Brian Fanion’s story was inconsistent, said prosecutors


SPRINGFIELD- Retired Westfield Police Det. Brian Fanion  is being held without bail while awaiting a pretrial hearing Jan. 9  on charges of murder in connection to his wife’s death.

Fanion, 55, was indicted for murder Nov. 6 in the death of his wife Amy Fanion, 51, who died May 8, 2018. Her death was reported by Fanion as a suicide.

Investigators with the Massachusetts State Police found inconsistencies with the gathered evidence and Fanion’s statements, and began investigating her death as a homicide almost immediately.

Fanion Nov. 7 pleaded not guilty to the charge in Hampden Superior Court and his attorney, Jeffrey Brown, requested an immediate bail hearing. Superior Court Judge Francis Flannery denied the request.

The prosecutor, Assistant District Attorney Mary Sandstrom, laid out the primary facts of the case during the arraignment. Fanion came home from work to have lunch on May 8, 2018 and argued with his wife. He said he was in the bathroom when she shot herself with his service weapon and he called the police. When Westfield Police arrived at the scene, they found Fanion next to his wife, with a single gunshot wound to the side of her head. 

“Upon arrival, detectives received initial information that Brian Fanion, a Westfield Police detective at the time, was on-duty and went home for lunch. While home on his lunch break, he claimed, his wife used his service weapon to inflict a fatal wound upon herself.  The Westfield Police and Fire Departments arrived on scene after Brian Fanion placed a 9-1-1 call. First responders immediately determined Amy Fanion to be deceased,” said a Hampden County District Attorney statement.

District Attorney Anthony Gulluni’s office later was granted a warrant to search Fanion’s home for evidence and “for a high definition survey scan for various digital evidence items, including computers, tablets, and cellular devices. Forensic examinations were later conducted on these items that revealed incriminating evidence.”

The state medical examiner’s office found that the gun was not fired from right next to Amy’s head, but rather from a distance of about 18-inches away, which Sandstrom said would be impossible in a suicide. The angle at which the bullet went through, from above and behind the right ear according to prosecutors,  was also inconsistent with a suicide.

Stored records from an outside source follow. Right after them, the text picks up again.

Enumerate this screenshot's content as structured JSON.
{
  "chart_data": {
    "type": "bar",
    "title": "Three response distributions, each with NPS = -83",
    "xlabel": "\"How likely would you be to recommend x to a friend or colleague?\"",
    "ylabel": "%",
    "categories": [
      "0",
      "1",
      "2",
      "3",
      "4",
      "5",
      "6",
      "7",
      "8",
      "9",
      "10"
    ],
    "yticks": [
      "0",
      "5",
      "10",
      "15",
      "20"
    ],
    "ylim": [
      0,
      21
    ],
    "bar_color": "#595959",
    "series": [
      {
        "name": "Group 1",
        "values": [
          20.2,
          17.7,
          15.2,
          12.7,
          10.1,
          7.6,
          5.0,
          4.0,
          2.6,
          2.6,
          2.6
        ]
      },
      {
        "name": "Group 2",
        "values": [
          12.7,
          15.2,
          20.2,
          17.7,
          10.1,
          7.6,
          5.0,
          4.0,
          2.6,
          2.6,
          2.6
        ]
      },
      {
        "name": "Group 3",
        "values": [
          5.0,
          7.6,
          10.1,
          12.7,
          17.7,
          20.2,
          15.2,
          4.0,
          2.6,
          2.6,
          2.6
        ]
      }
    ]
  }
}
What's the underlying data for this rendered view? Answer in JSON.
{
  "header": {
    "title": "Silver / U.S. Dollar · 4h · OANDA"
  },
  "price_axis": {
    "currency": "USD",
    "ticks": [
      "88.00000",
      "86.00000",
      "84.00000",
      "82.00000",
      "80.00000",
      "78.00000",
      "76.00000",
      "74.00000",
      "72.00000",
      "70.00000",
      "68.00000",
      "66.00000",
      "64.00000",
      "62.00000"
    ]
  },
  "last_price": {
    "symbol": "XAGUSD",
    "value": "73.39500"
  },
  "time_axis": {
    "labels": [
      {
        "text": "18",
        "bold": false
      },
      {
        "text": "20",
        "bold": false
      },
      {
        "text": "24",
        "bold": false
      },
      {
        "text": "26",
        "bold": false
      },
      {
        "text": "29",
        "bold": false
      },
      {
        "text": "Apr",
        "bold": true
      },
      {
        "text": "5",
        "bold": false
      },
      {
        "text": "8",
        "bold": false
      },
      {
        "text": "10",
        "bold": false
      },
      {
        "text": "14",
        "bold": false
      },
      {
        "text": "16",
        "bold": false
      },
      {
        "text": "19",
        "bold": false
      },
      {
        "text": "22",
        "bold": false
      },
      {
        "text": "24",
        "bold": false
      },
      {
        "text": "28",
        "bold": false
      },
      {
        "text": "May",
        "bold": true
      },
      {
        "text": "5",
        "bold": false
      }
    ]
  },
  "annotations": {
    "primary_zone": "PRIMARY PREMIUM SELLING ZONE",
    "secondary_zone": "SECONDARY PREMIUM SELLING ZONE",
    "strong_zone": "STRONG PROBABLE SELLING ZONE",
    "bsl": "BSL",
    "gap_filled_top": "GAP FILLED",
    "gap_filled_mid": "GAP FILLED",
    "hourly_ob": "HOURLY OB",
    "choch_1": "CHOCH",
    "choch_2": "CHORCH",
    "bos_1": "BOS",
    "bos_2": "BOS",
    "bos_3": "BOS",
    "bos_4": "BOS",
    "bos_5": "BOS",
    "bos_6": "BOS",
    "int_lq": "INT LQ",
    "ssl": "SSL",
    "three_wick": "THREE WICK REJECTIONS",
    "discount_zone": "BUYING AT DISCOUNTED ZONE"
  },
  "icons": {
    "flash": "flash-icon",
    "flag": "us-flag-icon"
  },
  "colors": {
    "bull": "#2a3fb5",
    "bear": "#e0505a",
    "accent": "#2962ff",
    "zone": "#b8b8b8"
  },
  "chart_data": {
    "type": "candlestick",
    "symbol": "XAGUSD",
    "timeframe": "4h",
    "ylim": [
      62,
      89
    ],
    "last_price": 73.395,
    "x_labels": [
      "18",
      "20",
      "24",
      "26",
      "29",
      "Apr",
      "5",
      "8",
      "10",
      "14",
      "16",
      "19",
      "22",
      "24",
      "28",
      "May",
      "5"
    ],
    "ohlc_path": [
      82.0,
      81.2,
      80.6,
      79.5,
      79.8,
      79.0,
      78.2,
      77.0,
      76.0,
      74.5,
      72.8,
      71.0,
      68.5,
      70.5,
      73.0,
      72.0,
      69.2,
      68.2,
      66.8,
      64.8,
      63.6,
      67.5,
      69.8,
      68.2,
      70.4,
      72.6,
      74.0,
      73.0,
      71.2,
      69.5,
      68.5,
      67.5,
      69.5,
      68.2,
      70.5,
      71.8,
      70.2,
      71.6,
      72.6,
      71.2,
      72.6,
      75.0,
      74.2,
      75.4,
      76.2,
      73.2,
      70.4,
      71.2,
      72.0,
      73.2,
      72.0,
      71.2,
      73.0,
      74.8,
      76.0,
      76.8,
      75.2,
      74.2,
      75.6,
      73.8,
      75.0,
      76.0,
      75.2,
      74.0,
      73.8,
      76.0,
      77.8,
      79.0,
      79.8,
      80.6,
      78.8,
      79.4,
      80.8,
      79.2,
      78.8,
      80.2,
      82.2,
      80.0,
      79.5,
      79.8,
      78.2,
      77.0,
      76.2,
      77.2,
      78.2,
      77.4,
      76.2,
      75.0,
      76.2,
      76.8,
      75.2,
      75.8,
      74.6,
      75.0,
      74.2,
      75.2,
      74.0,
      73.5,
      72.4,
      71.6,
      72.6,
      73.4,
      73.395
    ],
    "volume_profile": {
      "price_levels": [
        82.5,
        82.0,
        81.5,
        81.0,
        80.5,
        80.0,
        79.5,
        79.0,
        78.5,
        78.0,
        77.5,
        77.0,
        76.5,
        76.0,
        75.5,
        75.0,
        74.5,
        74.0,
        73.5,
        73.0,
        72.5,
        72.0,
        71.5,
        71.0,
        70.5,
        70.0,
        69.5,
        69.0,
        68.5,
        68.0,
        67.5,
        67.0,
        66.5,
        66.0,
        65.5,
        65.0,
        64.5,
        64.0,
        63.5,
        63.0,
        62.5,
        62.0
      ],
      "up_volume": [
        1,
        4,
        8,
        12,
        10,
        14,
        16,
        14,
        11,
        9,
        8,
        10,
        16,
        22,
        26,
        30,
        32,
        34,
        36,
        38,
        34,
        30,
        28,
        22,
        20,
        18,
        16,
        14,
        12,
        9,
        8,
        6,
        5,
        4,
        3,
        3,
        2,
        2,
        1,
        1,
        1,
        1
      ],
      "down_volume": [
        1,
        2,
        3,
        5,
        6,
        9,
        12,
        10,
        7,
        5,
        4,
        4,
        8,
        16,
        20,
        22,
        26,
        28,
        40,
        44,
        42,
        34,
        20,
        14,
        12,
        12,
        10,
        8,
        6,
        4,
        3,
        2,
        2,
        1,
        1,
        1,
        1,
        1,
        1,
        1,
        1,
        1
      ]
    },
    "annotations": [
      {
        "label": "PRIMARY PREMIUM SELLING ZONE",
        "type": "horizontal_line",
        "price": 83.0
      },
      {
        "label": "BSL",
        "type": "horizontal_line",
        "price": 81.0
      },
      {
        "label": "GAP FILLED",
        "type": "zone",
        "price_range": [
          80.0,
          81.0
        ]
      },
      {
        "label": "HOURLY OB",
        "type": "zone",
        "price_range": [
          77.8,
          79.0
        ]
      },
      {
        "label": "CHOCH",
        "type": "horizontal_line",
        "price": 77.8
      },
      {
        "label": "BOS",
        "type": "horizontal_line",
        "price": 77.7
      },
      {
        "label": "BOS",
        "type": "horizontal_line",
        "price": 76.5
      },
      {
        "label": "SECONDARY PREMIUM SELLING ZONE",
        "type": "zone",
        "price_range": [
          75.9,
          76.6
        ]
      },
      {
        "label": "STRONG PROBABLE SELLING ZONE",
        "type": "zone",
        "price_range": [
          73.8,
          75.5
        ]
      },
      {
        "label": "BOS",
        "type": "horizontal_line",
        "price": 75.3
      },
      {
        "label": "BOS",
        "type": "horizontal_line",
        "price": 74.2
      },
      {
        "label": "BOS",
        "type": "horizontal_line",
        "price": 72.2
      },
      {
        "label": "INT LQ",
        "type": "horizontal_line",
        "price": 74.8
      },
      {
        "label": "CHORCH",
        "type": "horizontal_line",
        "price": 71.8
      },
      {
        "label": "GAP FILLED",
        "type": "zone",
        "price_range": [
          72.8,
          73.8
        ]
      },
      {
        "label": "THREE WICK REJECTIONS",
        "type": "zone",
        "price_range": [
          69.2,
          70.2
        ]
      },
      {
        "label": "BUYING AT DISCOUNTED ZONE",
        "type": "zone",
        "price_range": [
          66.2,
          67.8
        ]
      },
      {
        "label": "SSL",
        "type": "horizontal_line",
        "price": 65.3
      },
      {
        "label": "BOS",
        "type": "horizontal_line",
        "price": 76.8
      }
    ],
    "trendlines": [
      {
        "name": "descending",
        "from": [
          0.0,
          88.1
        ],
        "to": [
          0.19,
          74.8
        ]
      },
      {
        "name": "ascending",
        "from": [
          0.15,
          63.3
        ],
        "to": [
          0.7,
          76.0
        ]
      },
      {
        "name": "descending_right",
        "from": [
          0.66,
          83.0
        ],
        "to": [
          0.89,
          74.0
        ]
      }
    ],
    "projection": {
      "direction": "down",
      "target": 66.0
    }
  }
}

Sandstrom  said that Brian Fanion was having an affair at the time with another woman. An investigation into text messages and Brian Fanion’s search history revealed a pattern in which he expressed concern over divorcing his wife because of how that may affect his police pension and retirement. 

She continued by saying that Brian’s search history revealed that he had been looking up the state medical examiners office, apartments for rent in the area, common poisons, and common sources of radiation just hours before the time of his wife’s death. 

Sandstrom said that the Commonwealth was seeking to have Brian Fanion held without bail as he was a flight risk. She also noted that Amy Fanion was not known to have had any mental health disorders that are associated with a risk of suicide.

The defense attorney, Jeffrey Brown maintained that Fanion was not guilty of murder and that he would not be a flight risk if released on bail, citing that he had remained in Westfield for 17 months after Amy Fanion’s death. 

Brown also noted that Amy Fanion had kept a diary in which the final entry was written six days before her death. In it she wrote a  passage from the Bible that Brown said is often associated with one’s impending death. Sandstrom later pointed out that her diary was filled with religious passages.

Brown then said that Amy Fanion’s hair would have prevented residue from the gunshot from being detected near the bullet wound, but Sandstrom said that hair is typically not thick enough to make that sort of difference. She said that the lack of residue from the gunshot is almost certainly due to the distance at which it was fired. 

Fanion retired from the Westfield Police Department shortly after his wife’s death, at the time citing that his own service pistol was used. 

Brown then read from a letter sent by members of Amy Fanion’s family in which they expressed their support for Brian Fanion. He said that Amy Fanion did suffer from depression and that she had stopped taking her medications in favor of herbal supplements. 

He also disputed the nature of the affair between Brian Fanion and the alleged mistress, saying that it was more of a friendship and was not sexual.

Sandstrom responded by saying that the other woman had admitted to sharing a kiss with Brian the day after Amy’s death. 

Westfield Police Chief Lawrence P. Valliere said the death and investigation are “sad.”

“This truly has been a sad situation for the department since the day of the incident,” said Valliere. “Most all of the current officers, but especially all of the recently retired officers, were friendly with Brian and his wife. It was devastating to learn of her death and now witness the arrest of Brian for her murder. We are a close-knit department and honestly affected by what happens in each others lives. At this point the situation is in the hands of our justice system.”

Valliere added that Westfield Police were not involved in the investigation beyond their response to the initial incident.

Brian Fanion is due in court for a pre-trial hearing on Jan. 9, 2020 at Hampden Superior Court.